Only these people, here in this town, share these growing-up memories. Home is where your ghosts live.
I’m sitting with my mother and her friends near the marching band. I was a member of that band all four years of high school, a flute and piccolo player. I went to every football game with the band. I remember the smell of lime lining the field, the nip of the fall evenings as we stood out there under the lights, ready to perform. We had tightly choreographed moves, rolling our feet as we slid in a curving line right, then left, front and back, weaving in and out among other lines, other sections of instruments. We worked hard for that show. A week of band camp, night after night of band practice outside the high school, hours and days of sweat and tears and pushups and tempers and bonding to get a field show right. We were proud of ourselves, standing tall out under the bright lights, our parents in the stands clapping.

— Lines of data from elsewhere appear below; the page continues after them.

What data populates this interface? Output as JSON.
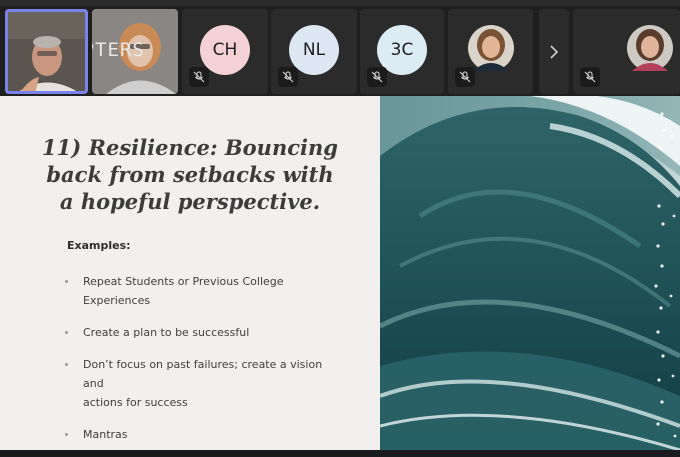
{
  "participants": [
    {
      "name_overlay": "ITHENTPTERS"
    },
    {
      "initials": "CH",
      "muted": true,
      "avatar_color": "#f4d1d4"
    },
    {
      "initials": "NL",
      "muted": true,
      "avatar_color": "#dce7f3"
    },
    {
      "initials": "3C",
      "muted": true,
      "avatar_color": "#dcecf4"
    }
  ],
  "slide": {
    "title_lines": [
      "11) Resilience: Bouncing",
      "back from setbacks with",
      "a hopeful perspective."
    ],
    "examples_label": "Examples:",
    "bullets": [
      {
        "line1": "Repeat Students or Previous College",
        "line2": "Experiences"
      },
      {
        "line1": "Create a plan to be successful",
        "line2": ""
      },
      {
        "line1": "Don’t focus on past failures; create a vision and",
        "line2": "actions for success"
      },
      {
        "line1": "Mantras",
        "line2": ""
      }
    ]
  },
  "colors": {
    "accent": "#7b83eb"
  }
}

I watch people march by between the stands and the field, a neverending stream. Like the Dairy Queen and the bank building, nothing has changed. The present feels thin, like the fragile skin of an onion layered over the past. The wannabe goths still huddle in a small, pale group. Little kids run by in packs. The coltish teen girls still circle, round after round, seeing boys and being seen. Shirtless boys with their torsos painted in school colors still take a large school flag and run with it, back and forth at the bottom of the stands, after a touchdown. Everything is the same. The band still has the same uniforms, unflattering white overalls under polyester jackets. They still play the same drum riffs, dancing in the same unison moves we perfected.
Surely, we are here somewhere.
Everything is the same. It feels as if, under it all, the real world is still 1992 and the years since then are just that onion skin, flaking away. As if somewhere beneath this layer of old faces with new wrinkles we are still here, fresh-faced and coltish ourselves, protected from the choices and estrangements, the griefs large and small, of adulthood. As if this is still a world where I have French braids and a polyester band uniform and a piccolo in my hands, standing proudly on a football field under bright lights, young and at home forever.